Ähnlich destabilisierenden Einfluss übten nach Analyse der Wissenschaftler Dürren aus. In Syrien, wo das Assad-Regime ums Überleben kämpfen muss, verloren im Jahr 2009 Hunderttausende Menschen ihre Existenz als Resultat einer lange Dürre. In Libyen, wo Diktator Muammar al-Gaddafi nur noch Geschichte ist, sieht die Wasserversorgung ebenfalls schlecht aus.
Die Welt trete in eine Phase der "Agflation" ein, heißt es in den Essays - einer Inflation, die durch steigende Preise für Agrargüter angetrieben werde. Hinzu käme der Einfluss von Dürren und Wüstenbildung. Das Angebot an Wasser falle in weiten Teilen des Nahen Ostens, während Bevölkerungszahlen nach wie vor stiegen.
Militärische Abschreckung versagt
"Wir haben den Punkt erreicht, an dem ein regionales Wetterereignis globale Auswirkungen haben kann", schreiben die Forscher. "Keine dieser Annahmen mag für sich genommen alarmierend sein. Zusammengenommen führen sie jedoch zu Bedingtheiten, die uns den größeren Kontext des Arabischen Frühlings verstehen lassen."
Ihre Empfehlung an die Politik: Das Zusammenspiel zwischen Klima, Migration, Verstädterung, ökonomischen und sozialen Trends müsse eine Umschichtung der politischen Prioritäten nach sich ziehen: weg von der Fixierung auf militärische Abschreckung, wie sie während des Kalten Krieges sinnvoll war. Hin zu umfassenden Konzepten für Nachhaltigkeit und Entwicklung.

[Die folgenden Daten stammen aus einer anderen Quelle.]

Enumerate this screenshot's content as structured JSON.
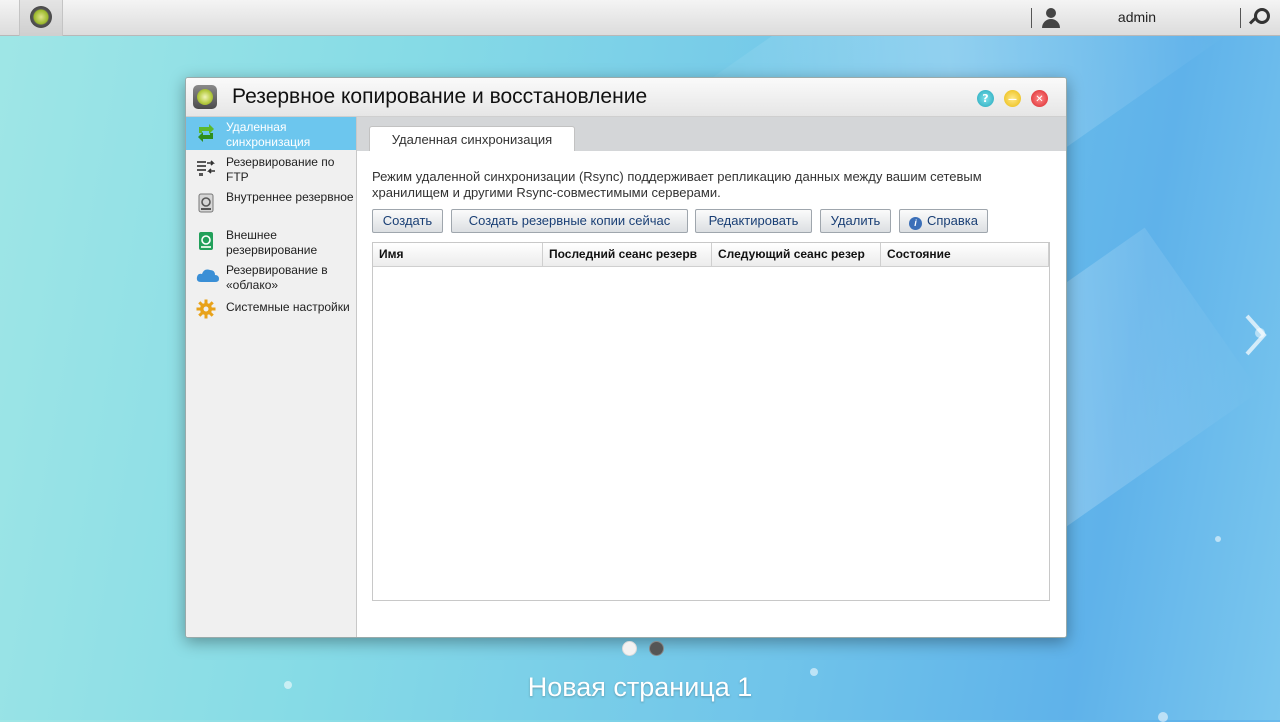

Um dies zu erreichen, haben die Wissenschaftler ihre Ergebnisse in Deutschland etwa mit dem Planungsstab des Auswärtigen Amtes besprochen. In Washington gehört der Gründer des CAP, John Podesta, ohnehin zu den engsten Vertrauten von US-Präsident Barack Obama.

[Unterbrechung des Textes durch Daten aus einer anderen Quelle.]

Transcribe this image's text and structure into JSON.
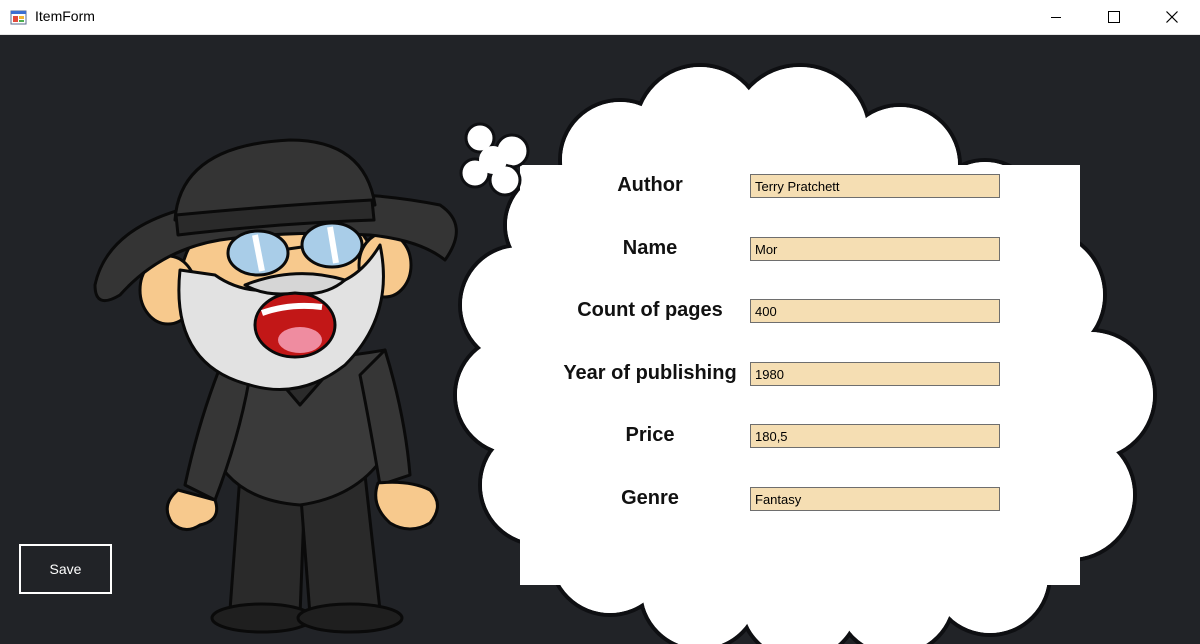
{
  "window": {
    "title": "ItemForm",
    "icons": {
      "app": "app-form-icon",
      "minimize": "minimize-icon",
      "maximize": "maximize-icon",
      "close": "close-icon"
    }
  },
  "colors": {
    "background": "#212327",
    "input_background": "#f5deb3",
    "cloud": "#ffffff",
    "save_border": "#ffffff"
  },
  "form": {
    "fields": [
      {
        "label": "Author",
        "value": "Terry Pratchett"
      },
      {
        "label": "Name",
        "value": "Mor"
      },
      {
        "label": "Count of pages",
        "value": "400"
      },
      {
        "label": "Year of publishing",
        "value": "1980"
      },
      {
        "label": "Price",
        "value": "180,5"
      },
      {
        "label": "Genre",
        "value": "Fantasy"
      }
    ]
  },
  "save_button": {
    "label": "Save"
  }
}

Doch auch im Nahen Osten muss ein Umdenken einsetzen, wie "New York Times"-Autor Thomas Friedman in einer Kolumne zu der neuen Studie schreibt: "Statt die Lehre zu ziehen, dass die Folgen des Klimawandels unbedingt abgemildert werden müssen, tut die arabische Welt genau das Gegenteil." Arabische Staaten seien die wichtigsten Lobbyisten gegen jede Senkung von Subventionen für Öl oder Benzin, notiert Friedman. "Laut dem Internationalen Währungsfonds geben sie bis zu 20 Prozent ihres Staatshaushalts für derlei Subventionen aus - mehr als 200 Milliarden Dollar pro Jahr."